Philip Hoare at The New Statesman:
In The Soul of an Octopus (2015) Sy Montgomery’s love letter to the animal – the result of her long-time study of octopuses in the New England Aquarium in Boston – the author observed the apparent bonds these captive cephalopods established with some of their keepers and visitors, and how they expressed their literal distaste for others by squirting water at them. Montgomery noted that the animals used their arms to taste during interactions with humans, and took against visitors who smoked because they could sense it on their skin.

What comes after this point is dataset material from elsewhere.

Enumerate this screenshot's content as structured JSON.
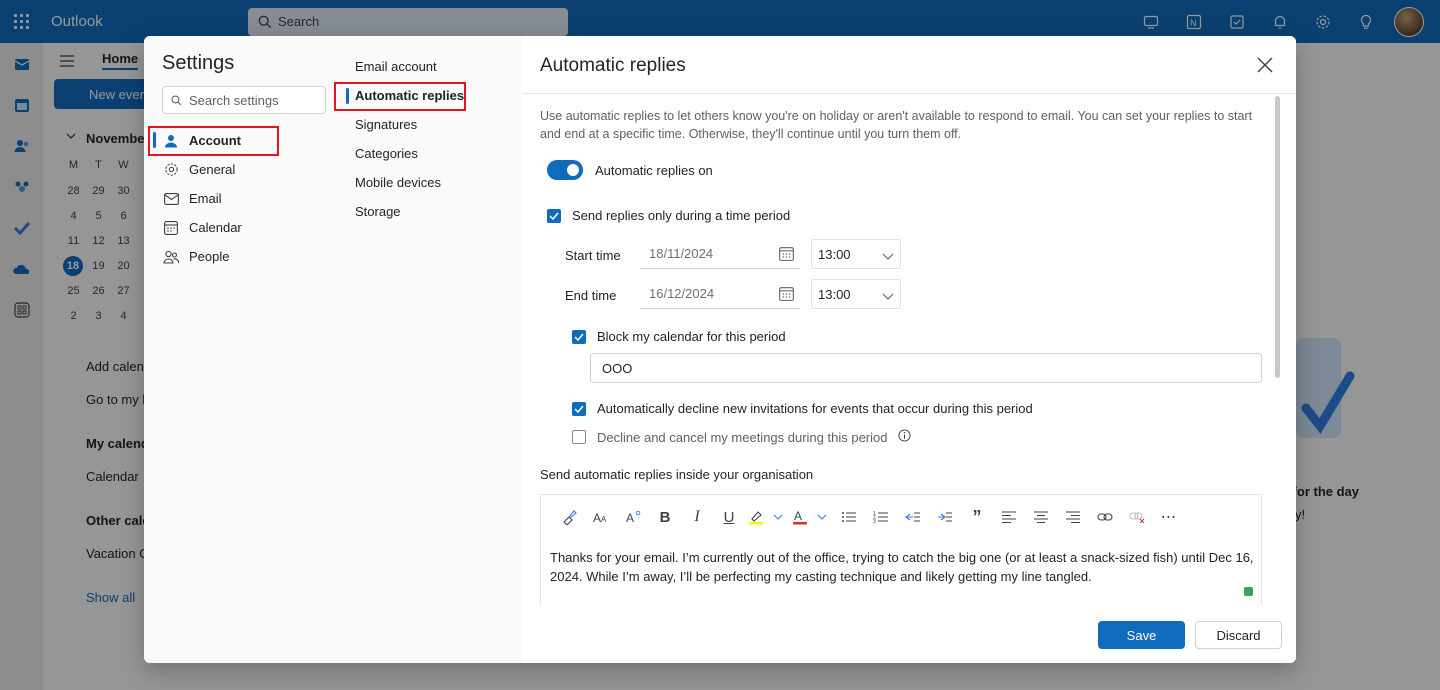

Inevitably, we project our characteristics on to these creatures (of which there are more than 300 species). Coleridge’s Ancient Mariner imagines the eerie deep where, “Yea, slimy things did crawl with legs/Upon the slimy sea”, while during an extended stay on Guernsey, Victor Hugo observed, “all ideals being admitted, if terror be the object, the octopus is a masterpiece. Its most terrible quality is its softness”, he declared in Toilers of the Sea (1866). “It draws you to it, and bound, ensnared, powerless, you slowly feel yourself emptied into that frightful pond, which is the monster itself.” Counterpoint that tactile terror with the octopus’s role in a celebrated erotic woodcut by Hokusai from 1814, depicting a female pearl diver being pleasured by those wandering arms.